The taxpayer university acquired the leasehold interests in two derelict properties that it wished to refurbish, but recognised the input tax on the costs would not be recoverable in full because it was partially exempt, being in the business of education.

The taxpayer entered into a mitigation scheme, establishing a discretionary trust over which it had control of the trustees. The university waived the exemption and granted a taxable 20-year lease of the properties to the trust at a notional rent.

The trust also waived exemption and granted an underlease of 20 years, less three days, to the university at a notional rent. The university’s subsidiary company, which was VAT-registered but not part of the university’s VAT group, charged the taxpayer £3.5m plus VAT for the building work.

The university had the ability to collapse the arrangement at any point. It claimed the input tax, which HMRC disputed on the basis the lease and underlease were not effective for VAT.

The appeal went first to the VAT tribunal, which referred to the Court of Justice of the European Union.
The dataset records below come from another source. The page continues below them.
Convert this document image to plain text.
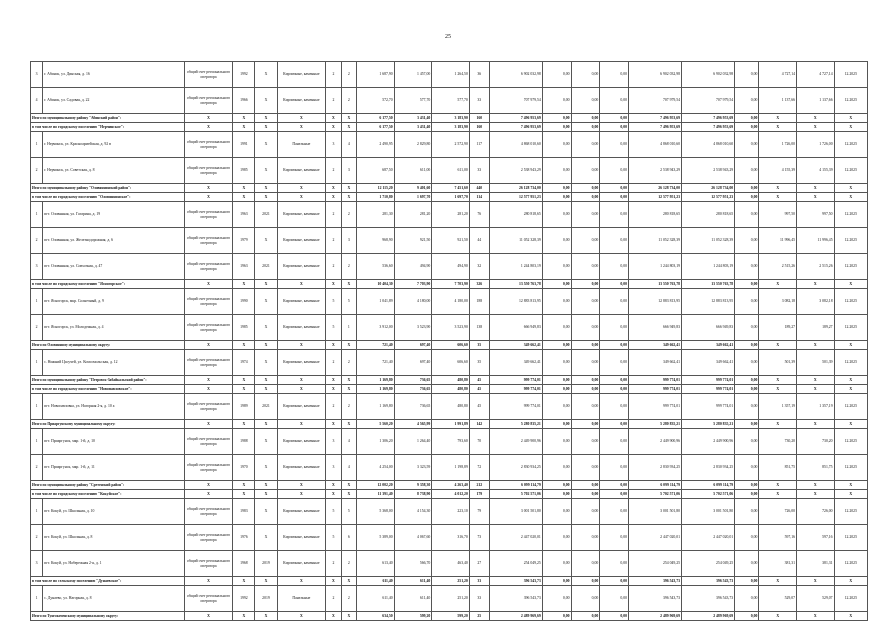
25
3	г. Абинск, ул. Динская, д. 16	общий счет регионального оператора	1992	Х	Кирпичные, каменные	2	2	1 687,90	1 457,00	1 264,50	36	6 902 032,98	0,00	0,00	0,00	6 902 032,98	6 902 032,98	0,00	4 727,14	4 727,14	12.2025
4	г. Абинск, ул. Садовая, д. 22	общий счет регионального оператора	1966	Х	Кирпичные, каменные	2	2	572,70	577,70	577,70	33	707 979,54	0,00	0,00	0,00	707 979,54	707 979,54	0,00	1 137,66	1 137,66	12.2025
Итого по муниципальному району "Абинский район":		Х	Х	Х	Х	Х	Х	6 177,50	3 431,40	3 183,90	160	7 496 953,69	0,00	0,00	0,00	7 496 953,69	7 496 953,69	0,00	Х	Х	Х
в том числе по городскому поселению "Нерчинское":		Х	Х	Х	Х	Х	Х	6 177,50	3 431,40	3 183,90	160	7 496 953,69	0,00	0,00	0,00	7 496 953,69	7 496 953,69	0,00	Х	Х	Х
1	г. Нерчинск, ул. Красноармейская, д. 92 в	общий счет регионального оператора	1991	Х	Панельные	3	4	2 490,95	2 829,80	2 572,90	117	4 868 010,60	0,00	0,00	0,00	4 868 010,60	4 868 010,60	0,00	1 726,00	1 726,00	12.2025
2	г. Нерчинск, ул. Советская, д. 8	общий счет регионального оператора	1985	Х	Кирпичные, каменные	2	3	687,50	611,00	611,00	33	2 538 943,29	0,00	0,00	0,00	2 538 943,29	2 538 943,29	0,00	4 155,39	4 155,39	12.2025
Итого по муниципальному району "Оловяннинский район":		Х	Х	Х	Х	Х	Х	12 115,20	9 401,60	7 451,60	440	26 128 734,00	0,00	0,00	0,00	26 128 734,00	26 128 734,00	0,00	Х	Х	Х
в том числе по городскому поселению "Оловяннинское":		Х	Х	Х	Х	Х	Х	1 710,80	1 697,70	1 697,70	114	12 577 951,23	0,00	0,00	0,00	12 577 951,23	12 577 951,23	0,00	Х	Х	Х
1	пгт. Оловянная, ул. Гагарина, д. 19	общий счет регионального оператора	1963	2021	Кирпичные, каменные	2	2	281,30	281,20	281,20	76	280 818,65	0,00	0,00	0,00	280 818,65	280 818,65	0,00	997,50	997,50	12.2025
2	пгт. Оловянная, ул. Железнодорожная, д. 6	общий счет регионального оператора	1979	Х	Кирпичные, каменные	2	3	968,90	921,50	921,50	44	11 052 328,39	0,00	0,00	0,00	11 052 328,39	11 052 328,39	0,00	11 996,45	11 996,45	12.2025
3	пгт. Оловянная, ул. Совхозная, д. 47	общий счет регионального оператора	1963	2021	Кирпичные, каменные	2	2	536,60	494,90	494,90	32	1 244 803,19	0,00	0,00	0,00	1 244 803,19	1 244 803,19	0,00	2 515,26	2 515,26	12.2025
в том числе по городскому поселению "Ясногорское":		Х	Х	Х	Х	Х	Х	10 404,30	7 703,90	7 703,90	326	13 550 763,78	0,00	0,00	0,00	13 550 763,78	13 550 763,78	0,00	Х	Х	Х
1	пгт. Ясногорск, мкр. Солнечный, д. 9	общий счет регионального оператора	1990	Х	Кирпичные, каменные	5	5	1 041,89	4 180,00	4 180,00	188	12 883 813,95	0,00	0,00	0,00	12 883 813,95	12 883 813,95	0,00	3 082,18	3 082,18	12.2025
2	пгт. Ясногорск, ул. Молодежная, д. 4	общий счет регионального оператора	1985	Х	Кирпичные, каменные	5	1	3 912,00	3 523,90	3 523,90	138	666 949,83	0,00	0,00	0,00	666 949,83	666 949,83	0,00	189,27	189,27	12.2025
Итого по Оловянному муниципальному округу:		Х	Х	Х	Х	Х	Х	721,40	697,40	606,60	35	349 662,41	0,00	0,00	0,00	349 662,41	349 662,41	0,00	Х	Х	Х
1	с. Нижний Цасучей, ул. Комсомольская, д. 12	общий счет регионального оператора	1974	Х	Кирпичные, каменные	2	2	721,40	697,40	606,60	35	349 662,41	0,00	0,00	0,00	349 662,41	349 662,41	0,00	501,39	501,39	12.2025
Итого по муниципальному району "Петровск-Забайкальский район":		Х	Х	Х	Х	Х	Х	1 169,80	736,65	480,80	45	999 774,01	0,00	0,00	0,00	999 774,01	999 774,01	0,00	Х	Х	Х
в том числе по городскому поселению "Новопавловское":		Х	Х	Х	Х	Х	Х	1 169,80	736,65	480,80	45	999 774,01	0,00	0,00	0,00	999 774,01	999 774,01	0,00	Х	Х	Х
1	пгт. Новопавловка, ул. Нагорная 2-я, д. 10 а	общий счет регионального оператора	1989	2021	Кирпичные, каменные	2	2	1 169,80	736,65	480,80	45	999 774,01	0,00	0,00	0,00	999 774,01	999 774,01	0,00	1 357,19	1 357,19	12.2025
Итого по Приаргунскому муниципальному округу:		Х	Х	Х	Х	Х	Х	5 560,20	4 565,99	1 991,89	142	5 280 835,21	0,00	0,00	0,00	5 280 835,21	5 280 835,21	0,00	Х	Х	Х
1	пгт. Приаргунск, мкр. 1-й, д. 10	общий счет регионального оператора	1988	Х	Кирпичные, каменные	3	4	1 306,20	1 264,40	793,60	70	2 449 900,96	0,00	0,00	0,00	2 449 900,96	2 449 900,96	0,00	730,20	730,20	12.2025
2	пгт. Приаргунск, мкр. 1-й, д. 11	общий счет регионального оператора	1970	Х	Кирпичные, каменные	3	4	4 254,00	3 323,59	1 198,89	72	2 830 934,25	0,00	0,00	0,00	2 830 934,25	2 830 934,25	0,00	851,75	851,75	12.2025
Итого по муниципальному району "Сретенский район":		Х	Х	Х	Х	Х	Х	12 002,20	9 358,30	4 263,40	212	6 099 114,79	0,00	0,00	0,00	6 099 114,79	6 099 114,79	0,00	Х	Х	Х
в том числе по городскому поселению "Кокуйское":		Х	Х	Х	Х	Х	Х	11 391,40	8 738,90	4 012,20	179	5 702 571,06	0,00	0,00	0,00	5 702 571,06	5 702 571,06	0,00	Х	Х	Х
1	пгт. Кокуй, ул. Школьная, д. 10	общий счет регионального оператора	1983	Х	Кирпичные, каменные	5	5	5 368,00	4 154,30	223,10	79	3 001 501,80	0,00	0,00	0,00	3 001 501,80	3 001 501,80	0,00	726,00	726,00	12.2025
2	пгт. Кокуй, ул. Школьная, д. 8	общий счет регионального оператора	1976	Х	Кирпичные, каменные	5	6	5 389,00	4 067,60	316,70	73	2 447 020,01	0,00	0,00	0,00	2 447 020,01	2 447 020,01	0,00	597,16	597,16	12.2025
3	пгт. Кокуй, ул. Набережная 2-я, д. 1	общий счет регионального оператора	1968	2019	Кирпичные, каменные	2	2	613,40	566,70	463,40	27	254 049,25	0,00	0,00	0,00	254 049,25	254 049,25	0,00	381,31	381,31	12.2025
в том числе по сельскому поселению "Дунаевское":		Х	Х	Х	Х	Х	Х	611,40	611,40	251,20	33	396 543,73	0,00	0,00	0,00	396 543,73	396 543,73	0,00	Х	Х	Х
1	с. Дунаево, ул. Нагорная, д. 8	общий счет регионального оператора	1992	2019	Панельные	2	2	611,40	611,40	251,20	33	396 543,73	0,00	0,00	0,00	396 543,73	396 543,73	0,00	529,07	529,07	12.2025
Итого по Тунгокоченскому муниципальному округу:		Х	Х	Х	Х	Х	Х	634,50	599,20	599,20	25	2 489 969,69	0,00	0,00	0,00	2 489 969,69	2 489 969,69	0,00	Х	Х	Х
Its decision (case C-223/03) [2006] STC 980) was followed by the First-tier Tribunal allowing the university’s appeal (TC2823).

The tribunal applied the principles in CRC v Weald Leasing Ltd (case C-103/09) [2011] STC 596, and concluded the leaseback arrangement had not been abusive.
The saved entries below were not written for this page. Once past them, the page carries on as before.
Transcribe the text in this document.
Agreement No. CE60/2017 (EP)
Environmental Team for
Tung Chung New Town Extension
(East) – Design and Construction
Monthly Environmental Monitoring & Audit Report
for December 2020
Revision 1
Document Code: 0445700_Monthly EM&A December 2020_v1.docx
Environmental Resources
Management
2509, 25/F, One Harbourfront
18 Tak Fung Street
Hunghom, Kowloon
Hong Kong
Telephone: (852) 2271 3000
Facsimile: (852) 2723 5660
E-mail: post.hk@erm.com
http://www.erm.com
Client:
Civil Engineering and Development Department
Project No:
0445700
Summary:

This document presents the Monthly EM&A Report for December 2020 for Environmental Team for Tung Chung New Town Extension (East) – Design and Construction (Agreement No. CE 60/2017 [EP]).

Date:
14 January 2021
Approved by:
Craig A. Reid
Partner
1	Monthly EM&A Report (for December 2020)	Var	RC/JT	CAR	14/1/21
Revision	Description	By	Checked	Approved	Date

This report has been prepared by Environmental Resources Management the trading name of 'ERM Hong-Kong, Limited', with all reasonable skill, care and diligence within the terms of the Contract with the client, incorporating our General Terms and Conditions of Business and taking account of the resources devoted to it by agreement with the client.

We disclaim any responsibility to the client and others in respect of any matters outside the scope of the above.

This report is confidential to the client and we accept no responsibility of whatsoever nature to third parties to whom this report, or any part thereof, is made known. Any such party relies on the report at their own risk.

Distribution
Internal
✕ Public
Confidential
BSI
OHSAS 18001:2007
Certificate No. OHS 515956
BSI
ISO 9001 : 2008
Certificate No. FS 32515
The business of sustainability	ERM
The Revenue appealed to the Upper Tribunal, which found the tax mitigation scheme was an abuse of right, because it entitled the university to claim more input tax paid on the refurbishment work than it would have been able to had the work been regarded as directly and immediately linked to its general, largely exempt, supplies.

The judges decided the lease by the taxpayer to the trust and the underlease from the trust to the taxpayer should be disregarded, meaning the refurbishment ought to be treated as undertaken for the university’s general purposes.

HMRC’s appeal was allowed, and the department said the decision reinforced the use of the Halifax principle: the result of a landmark legal ruling (Halifax plc v CCE (and related appeals) (case C-255/02) [2006] STC 919) that recognised the EU principle of abuse of rights as applied to VAT.